36 He lit the cigarette and sucked at it and smiled covertly at me.
37 Well, now,' he said again. He had his little lamp beside him on the table and he played
38 his fingers on it.
39 ' That is a fine day,' I said. ' What are you doing with a lamp in the white morning?'
40 ' I can give you a question as good as that,' he responded.
41 ' Can you notify me of the meaning of a bulbul?'
42 'A bulbul?'
43 ' What would you say a bulbul is?'
44 This conundrum did not interest me but I pretended to rack my brains and screwed my
45 face in perplexity until I felt it half the size it should be.

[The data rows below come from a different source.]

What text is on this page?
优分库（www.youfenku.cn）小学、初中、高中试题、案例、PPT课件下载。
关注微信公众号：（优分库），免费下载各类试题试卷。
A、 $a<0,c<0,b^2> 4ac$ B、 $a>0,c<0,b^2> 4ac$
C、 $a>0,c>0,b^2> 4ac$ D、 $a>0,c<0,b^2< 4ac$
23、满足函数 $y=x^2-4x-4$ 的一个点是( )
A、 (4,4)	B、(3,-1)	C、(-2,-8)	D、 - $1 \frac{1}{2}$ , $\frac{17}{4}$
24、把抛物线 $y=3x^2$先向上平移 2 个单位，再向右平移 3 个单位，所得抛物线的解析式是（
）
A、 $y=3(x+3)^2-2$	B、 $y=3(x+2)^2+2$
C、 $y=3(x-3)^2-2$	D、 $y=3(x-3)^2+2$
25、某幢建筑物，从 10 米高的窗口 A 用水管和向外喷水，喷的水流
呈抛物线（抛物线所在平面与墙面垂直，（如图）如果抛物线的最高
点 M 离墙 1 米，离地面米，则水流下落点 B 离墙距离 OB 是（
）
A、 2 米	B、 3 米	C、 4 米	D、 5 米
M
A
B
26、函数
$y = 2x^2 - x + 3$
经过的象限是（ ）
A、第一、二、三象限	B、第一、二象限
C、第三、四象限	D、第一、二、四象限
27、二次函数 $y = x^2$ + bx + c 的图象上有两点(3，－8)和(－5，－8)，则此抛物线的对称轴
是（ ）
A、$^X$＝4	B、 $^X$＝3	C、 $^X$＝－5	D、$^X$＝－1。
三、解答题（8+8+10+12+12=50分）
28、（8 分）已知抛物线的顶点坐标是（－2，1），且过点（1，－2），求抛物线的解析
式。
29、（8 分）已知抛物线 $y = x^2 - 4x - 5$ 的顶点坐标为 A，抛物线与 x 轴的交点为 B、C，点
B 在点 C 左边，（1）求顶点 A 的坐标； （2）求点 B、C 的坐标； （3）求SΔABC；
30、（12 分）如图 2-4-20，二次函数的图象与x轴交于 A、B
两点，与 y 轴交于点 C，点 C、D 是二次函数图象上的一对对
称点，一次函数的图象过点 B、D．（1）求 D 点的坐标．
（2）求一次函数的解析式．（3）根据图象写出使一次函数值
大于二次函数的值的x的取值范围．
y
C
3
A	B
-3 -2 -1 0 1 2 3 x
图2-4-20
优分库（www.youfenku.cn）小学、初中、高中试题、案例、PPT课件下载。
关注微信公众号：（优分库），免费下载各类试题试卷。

46 ' Not one of those ladies who take money?' I said.
47 'No.'
48 ' Not the brass knobs on a German steam organ?'
49 ' Not the knobs.'
50 ' Nothing to do with the independence of America or such-like?'
51 'No.'
52 ' A mechanical engine for winding clocks?'
53 'No.'
54 ' A tumour, or the lather in a cow's mouth, or those elastic articles that ladies
55 wear?'
56 ' Not them by a long chalk.'
57 ' Not an eastern musical instrument played by Arabs?'
58 He clapped his hands.
59 ' Not that but very near it,' he smiled, ' something next door to it. You are a cordial
60 intelligible man. A bulbul is a Persian nightingale. What do you think of that now?'
61 ' It is seldom I am far out,' I said dryly.